Jouer la comédie, c'est se transformer soi-même en apparence pure. C'est répudier l'idée d'une vie sérieuse et authentique dans laquelle notre destin éternel se trouve engagé. Le XVIIIe siècle s'y est complu. Tout était pour lui badinage, un badinage qui n'excluait pas la sensiblerie, cette sorte de recherche et presque toujours de comédie du sentiment bien distinct de l'humour qui est au contraire une sorte de pudeur du sentiment qui n'ose l'avouer.

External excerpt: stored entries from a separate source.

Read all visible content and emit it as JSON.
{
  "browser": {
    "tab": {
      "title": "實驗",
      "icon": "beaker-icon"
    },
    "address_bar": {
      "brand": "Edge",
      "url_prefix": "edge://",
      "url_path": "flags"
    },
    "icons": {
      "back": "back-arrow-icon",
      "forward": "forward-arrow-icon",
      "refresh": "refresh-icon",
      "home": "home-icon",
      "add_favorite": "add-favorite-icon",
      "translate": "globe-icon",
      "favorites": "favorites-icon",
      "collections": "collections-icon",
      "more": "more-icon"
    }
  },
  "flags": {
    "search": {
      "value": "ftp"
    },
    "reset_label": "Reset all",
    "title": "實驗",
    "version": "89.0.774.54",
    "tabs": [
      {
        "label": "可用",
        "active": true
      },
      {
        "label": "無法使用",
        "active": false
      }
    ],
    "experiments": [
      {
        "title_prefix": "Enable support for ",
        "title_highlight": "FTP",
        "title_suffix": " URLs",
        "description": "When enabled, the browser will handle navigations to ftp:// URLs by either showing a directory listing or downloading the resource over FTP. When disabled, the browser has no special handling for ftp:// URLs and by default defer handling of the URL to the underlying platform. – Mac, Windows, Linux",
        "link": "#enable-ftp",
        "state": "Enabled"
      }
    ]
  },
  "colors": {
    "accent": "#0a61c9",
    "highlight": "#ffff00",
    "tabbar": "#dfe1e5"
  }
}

La société que les hommes forment entre eux est fondée sur le paraître et non pas sur l'être. Comment en serait-il autrement, puisque c'est le paraître qui les révèle les uns aux autres ?
Et cela doit nous permettre de comprendre ce qu'on appelle le monde, qui est aussi la vie de société. C'est là seulement qu'il est possible de briller, ce qui est pour beaucoup d'hommes l'objet suprême du désir. Et l'on ne brille que par le jeu des apparences là précisément où l'on s'entend à les détacher de la réalité qu'elles traduisent. De là le rôle de l'anecdote ou du trait d'esprit qui n'ont de piquant qu'en opposant à ce qui se montre le peu qui lui correspond. Ce n'est pas toujours hélas ! pour bafouer ce qui se montre, mais pour témoigner qu'il n'y a rien de plus. Ainsi l'homme éprouve un plaisir amer et libérateur à rire de sa propre misère. Telle est l'essence du monde et de la vie de société, qui s'écroulent quand il en est autrement, ce n'est qu'un peu de mousse qui se dissipe. Mais dans la solitude, si nous savons la porter au milieu des hommes, l'être se retrouve derrière le paraître, et avec lui le silence, la simplicité, la nature et l'amitié.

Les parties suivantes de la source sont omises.